I cried when I read this part of the book. It moved me because I could feel the desire of the men to do what they were trained to do. Run a train. They simply wanted a job and the chance to do something that hadn't been done before. You could feel the excitement as they imagined running a train over a brand new bridge, made of something the world had never seen before.
This is the type of spirit that built America. It was a "can-do attitude," not a "can't do." The character of Dagny, Henry Rearden, and to an extent, Francisco D'Anconia (who had the spirit at first but is now involved in a struggle to overthrow the "moochers" and "looters" of society) all celebrate the accomplishments of the human spirit. Ayn Rand grew up under the suffocation of communism in Russia. She knew firsthand the experience of control, stifling creativity and progress. You can tell in her writing that she loves America.

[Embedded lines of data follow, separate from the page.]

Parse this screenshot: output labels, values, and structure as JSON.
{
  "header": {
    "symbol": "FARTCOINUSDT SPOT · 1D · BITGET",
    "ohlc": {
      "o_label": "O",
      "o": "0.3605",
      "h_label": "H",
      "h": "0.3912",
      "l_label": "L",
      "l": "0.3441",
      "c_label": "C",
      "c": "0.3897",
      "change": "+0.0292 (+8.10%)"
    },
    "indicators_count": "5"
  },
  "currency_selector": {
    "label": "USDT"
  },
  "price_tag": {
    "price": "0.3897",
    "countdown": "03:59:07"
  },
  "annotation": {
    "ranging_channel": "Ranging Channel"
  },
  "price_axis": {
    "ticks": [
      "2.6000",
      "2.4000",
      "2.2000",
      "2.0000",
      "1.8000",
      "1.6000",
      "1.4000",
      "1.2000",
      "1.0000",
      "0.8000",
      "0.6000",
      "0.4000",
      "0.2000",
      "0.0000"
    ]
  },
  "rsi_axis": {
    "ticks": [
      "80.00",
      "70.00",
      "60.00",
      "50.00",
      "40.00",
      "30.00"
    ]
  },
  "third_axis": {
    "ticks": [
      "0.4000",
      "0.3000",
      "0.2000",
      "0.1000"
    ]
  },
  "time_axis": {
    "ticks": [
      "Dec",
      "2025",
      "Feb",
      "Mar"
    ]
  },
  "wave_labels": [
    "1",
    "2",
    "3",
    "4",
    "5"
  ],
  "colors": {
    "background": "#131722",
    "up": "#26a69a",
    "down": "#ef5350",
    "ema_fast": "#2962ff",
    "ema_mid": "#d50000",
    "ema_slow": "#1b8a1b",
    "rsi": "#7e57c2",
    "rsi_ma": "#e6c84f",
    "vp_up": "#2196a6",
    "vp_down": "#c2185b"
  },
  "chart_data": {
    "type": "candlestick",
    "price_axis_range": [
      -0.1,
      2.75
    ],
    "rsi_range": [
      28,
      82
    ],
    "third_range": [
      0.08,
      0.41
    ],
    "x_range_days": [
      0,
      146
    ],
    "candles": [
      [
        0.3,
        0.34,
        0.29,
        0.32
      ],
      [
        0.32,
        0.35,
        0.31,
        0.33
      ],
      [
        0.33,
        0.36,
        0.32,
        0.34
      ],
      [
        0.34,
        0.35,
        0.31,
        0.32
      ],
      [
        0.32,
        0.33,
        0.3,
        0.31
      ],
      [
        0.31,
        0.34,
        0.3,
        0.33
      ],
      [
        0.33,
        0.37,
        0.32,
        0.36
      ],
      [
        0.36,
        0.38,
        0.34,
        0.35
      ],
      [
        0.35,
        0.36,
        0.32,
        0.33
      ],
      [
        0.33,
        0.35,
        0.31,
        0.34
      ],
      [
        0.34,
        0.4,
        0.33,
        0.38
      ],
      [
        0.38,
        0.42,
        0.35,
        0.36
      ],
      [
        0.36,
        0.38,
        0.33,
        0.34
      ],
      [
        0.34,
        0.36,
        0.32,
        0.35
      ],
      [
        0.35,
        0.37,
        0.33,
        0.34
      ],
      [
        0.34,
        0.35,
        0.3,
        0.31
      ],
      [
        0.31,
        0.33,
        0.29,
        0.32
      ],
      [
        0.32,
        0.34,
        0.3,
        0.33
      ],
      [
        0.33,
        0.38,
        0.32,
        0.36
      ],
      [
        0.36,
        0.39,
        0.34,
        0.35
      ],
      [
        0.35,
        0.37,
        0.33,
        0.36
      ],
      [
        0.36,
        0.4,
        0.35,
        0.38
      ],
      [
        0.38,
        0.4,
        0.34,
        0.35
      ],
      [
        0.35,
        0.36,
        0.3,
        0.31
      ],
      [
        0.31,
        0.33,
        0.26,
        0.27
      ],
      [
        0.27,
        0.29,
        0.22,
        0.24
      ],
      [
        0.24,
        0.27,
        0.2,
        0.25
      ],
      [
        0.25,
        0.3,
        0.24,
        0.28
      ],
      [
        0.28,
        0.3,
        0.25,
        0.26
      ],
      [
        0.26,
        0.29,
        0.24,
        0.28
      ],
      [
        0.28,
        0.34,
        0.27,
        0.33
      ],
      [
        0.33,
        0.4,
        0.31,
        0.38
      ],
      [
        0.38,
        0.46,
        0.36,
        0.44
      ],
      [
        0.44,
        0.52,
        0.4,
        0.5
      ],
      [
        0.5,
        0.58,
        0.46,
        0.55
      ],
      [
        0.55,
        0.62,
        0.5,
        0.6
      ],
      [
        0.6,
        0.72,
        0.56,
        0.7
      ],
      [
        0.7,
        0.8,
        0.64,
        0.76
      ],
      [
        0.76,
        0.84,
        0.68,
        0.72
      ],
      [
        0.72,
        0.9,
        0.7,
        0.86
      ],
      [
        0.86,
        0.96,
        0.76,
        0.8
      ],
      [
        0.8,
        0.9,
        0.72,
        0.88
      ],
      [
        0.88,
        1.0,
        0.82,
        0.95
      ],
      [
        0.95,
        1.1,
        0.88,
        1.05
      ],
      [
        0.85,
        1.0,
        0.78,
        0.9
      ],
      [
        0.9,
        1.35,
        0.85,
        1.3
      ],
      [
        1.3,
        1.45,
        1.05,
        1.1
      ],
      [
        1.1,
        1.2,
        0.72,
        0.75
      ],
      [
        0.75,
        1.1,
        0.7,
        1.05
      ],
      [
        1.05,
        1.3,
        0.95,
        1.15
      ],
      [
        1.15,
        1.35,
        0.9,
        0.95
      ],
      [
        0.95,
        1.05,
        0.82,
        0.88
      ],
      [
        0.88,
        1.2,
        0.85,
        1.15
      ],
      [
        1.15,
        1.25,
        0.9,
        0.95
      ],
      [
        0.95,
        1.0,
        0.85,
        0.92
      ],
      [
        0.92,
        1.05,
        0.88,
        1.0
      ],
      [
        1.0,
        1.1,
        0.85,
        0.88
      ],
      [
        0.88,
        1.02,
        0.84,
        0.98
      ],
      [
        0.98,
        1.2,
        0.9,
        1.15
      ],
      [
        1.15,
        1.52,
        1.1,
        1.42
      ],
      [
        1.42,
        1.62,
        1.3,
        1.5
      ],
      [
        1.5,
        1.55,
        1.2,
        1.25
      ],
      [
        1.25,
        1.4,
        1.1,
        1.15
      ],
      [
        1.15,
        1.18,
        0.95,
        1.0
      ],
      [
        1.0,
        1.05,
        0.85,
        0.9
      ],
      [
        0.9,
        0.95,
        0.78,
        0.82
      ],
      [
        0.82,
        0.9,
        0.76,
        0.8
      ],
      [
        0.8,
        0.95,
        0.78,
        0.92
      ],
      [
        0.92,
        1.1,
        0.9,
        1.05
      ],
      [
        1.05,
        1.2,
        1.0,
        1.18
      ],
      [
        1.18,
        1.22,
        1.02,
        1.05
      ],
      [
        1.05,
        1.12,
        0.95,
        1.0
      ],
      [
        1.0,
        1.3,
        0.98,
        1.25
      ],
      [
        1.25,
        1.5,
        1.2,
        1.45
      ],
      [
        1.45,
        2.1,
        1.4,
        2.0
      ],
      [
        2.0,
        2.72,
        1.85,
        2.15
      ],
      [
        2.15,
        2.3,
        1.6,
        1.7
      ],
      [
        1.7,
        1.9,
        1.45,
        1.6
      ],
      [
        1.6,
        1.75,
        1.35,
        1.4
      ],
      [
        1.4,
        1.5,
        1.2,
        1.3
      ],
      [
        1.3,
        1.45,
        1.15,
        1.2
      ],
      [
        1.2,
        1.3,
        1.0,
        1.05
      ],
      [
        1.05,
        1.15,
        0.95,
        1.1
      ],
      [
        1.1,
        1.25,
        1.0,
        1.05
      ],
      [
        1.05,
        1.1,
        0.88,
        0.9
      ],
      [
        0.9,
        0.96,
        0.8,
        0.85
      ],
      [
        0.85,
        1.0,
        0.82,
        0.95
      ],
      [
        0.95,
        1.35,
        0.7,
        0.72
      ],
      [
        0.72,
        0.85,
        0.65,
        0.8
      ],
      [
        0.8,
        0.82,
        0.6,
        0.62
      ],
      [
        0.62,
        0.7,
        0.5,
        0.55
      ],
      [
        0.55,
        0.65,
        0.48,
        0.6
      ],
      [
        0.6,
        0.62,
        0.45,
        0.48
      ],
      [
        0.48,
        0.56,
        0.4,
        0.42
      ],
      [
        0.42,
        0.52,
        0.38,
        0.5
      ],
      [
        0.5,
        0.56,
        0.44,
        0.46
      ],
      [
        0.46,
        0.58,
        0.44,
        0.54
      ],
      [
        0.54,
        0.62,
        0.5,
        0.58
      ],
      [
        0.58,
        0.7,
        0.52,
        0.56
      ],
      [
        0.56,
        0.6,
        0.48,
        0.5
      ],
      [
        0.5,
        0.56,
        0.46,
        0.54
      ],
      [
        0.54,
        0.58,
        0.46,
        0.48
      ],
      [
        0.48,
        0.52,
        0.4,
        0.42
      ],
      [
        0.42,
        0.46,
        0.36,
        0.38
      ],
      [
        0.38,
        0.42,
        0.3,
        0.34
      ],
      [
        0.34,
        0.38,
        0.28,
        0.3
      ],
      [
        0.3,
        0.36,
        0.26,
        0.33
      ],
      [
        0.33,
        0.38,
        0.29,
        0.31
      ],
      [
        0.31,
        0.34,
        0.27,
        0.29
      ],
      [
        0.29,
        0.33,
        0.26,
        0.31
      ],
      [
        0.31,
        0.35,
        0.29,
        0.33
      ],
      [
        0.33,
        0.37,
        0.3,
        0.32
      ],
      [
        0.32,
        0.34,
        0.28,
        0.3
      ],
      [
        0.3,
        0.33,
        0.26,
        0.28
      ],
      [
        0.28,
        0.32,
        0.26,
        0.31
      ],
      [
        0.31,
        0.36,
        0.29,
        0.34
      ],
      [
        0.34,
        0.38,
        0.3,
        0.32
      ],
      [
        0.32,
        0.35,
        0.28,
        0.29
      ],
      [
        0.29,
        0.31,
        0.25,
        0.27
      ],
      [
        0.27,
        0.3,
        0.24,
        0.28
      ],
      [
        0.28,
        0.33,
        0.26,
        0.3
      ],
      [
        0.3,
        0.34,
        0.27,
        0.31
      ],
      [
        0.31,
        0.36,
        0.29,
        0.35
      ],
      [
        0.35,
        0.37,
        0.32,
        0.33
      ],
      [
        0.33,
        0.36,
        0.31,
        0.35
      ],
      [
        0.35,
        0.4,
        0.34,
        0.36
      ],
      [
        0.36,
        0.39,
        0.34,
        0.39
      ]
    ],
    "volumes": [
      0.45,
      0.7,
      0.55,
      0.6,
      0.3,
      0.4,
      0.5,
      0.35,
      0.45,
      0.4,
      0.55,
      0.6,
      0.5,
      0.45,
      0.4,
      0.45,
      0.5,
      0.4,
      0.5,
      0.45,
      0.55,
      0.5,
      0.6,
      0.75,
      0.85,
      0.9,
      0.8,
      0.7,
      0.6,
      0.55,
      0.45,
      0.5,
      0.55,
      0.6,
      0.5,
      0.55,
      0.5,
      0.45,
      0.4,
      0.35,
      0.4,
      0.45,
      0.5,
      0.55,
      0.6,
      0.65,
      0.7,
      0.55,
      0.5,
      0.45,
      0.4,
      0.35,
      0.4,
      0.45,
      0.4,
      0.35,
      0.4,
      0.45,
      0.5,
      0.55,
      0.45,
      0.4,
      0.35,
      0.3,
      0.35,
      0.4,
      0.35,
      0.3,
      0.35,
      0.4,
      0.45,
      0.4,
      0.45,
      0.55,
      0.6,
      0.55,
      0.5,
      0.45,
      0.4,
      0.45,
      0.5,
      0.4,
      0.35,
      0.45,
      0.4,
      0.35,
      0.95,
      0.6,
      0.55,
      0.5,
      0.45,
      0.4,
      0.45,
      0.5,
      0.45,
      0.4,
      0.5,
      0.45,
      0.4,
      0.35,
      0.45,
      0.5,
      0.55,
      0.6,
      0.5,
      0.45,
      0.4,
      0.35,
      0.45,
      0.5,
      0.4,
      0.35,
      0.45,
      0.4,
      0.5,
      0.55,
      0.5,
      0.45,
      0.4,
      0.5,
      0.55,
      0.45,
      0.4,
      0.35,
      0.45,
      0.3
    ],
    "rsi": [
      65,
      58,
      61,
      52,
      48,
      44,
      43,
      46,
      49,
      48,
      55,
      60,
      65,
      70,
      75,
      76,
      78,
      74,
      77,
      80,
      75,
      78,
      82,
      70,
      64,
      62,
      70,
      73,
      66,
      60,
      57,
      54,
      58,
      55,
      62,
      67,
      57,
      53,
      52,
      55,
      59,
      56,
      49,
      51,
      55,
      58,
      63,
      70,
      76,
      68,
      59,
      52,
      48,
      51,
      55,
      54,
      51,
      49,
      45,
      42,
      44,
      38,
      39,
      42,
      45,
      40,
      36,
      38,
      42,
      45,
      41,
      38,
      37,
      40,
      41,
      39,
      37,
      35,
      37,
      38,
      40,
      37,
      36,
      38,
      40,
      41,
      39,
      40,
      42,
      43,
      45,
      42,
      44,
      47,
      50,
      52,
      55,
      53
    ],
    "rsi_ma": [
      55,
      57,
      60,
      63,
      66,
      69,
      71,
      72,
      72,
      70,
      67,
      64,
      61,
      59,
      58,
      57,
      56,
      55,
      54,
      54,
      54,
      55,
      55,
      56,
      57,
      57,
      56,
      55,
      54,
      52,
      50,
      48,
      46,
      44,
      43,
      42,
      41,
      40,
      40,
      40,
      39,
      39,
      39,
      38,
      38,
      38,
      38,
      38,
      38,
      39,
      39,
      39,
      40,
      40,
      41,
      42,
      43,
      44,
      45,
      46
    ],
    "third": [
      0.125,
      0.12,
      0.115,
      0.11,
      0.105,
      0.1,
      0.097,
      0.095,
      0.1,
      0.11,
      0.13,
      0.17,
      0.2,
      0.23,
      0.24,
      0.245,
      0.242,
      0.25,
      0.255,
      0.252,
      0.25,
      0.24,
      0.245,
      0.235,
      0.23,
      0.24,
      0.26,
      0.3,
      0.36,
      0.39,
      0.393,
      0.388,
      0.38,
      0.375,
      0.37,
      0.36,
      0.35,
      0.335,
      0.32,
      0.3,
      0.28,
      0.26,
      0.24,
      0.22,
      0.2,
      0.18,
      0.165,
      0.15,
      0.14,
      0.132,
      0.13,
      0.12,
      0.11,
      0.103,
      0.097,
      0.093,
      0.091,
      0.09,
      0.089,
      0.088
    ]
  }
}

She has no use for those who feed off the success of others while damning them for that success. She calls such people "moochers" and "looters." Henry Reardon, for example, has his extended family of a mother and brother living with he and his wife. His brother, is unemployed. However, he is involved in some kind of an organization that condemns successful businessmen like his own brother. In fact, I was stunned by a part of the book that had the brother complaining that he couldn't raise funds for this group and his brother generously offered to give him a check for $10,000. (This book was written in the 1950's, so that sum of money was worth even more then than today.) The brother was sullen as he grudgingly accepted, then had the gall to ask if the money could be given to him in cash since he didn't want the group to know the money came from Rearden Steel. Rearden's family is a perfect example of moochers.
Looters are those who grab a business after its been pushed out and claim it as their own. Again, it's amazing to me how Rand had the foresight to see all of this, but maybe it's not such a surprise. As the saying goes, those who forget history are doomed to repeat it. Rand was making a strong statement against a "collectivist" society, where the good of the many outweigh the interests of the few -- even if those few will provide jobs to the many by doing what they do best.
It is the punishment of success that is seen over and over again in Rand's novel. I have always thought that those who punish success, never have had it themselves. And we see it today. Those who are unable or unwilling to produce hate those who do. Like Dagny, I say fight it. Even if it looks hopeless, at least I'll sleep peacefully knowing I did.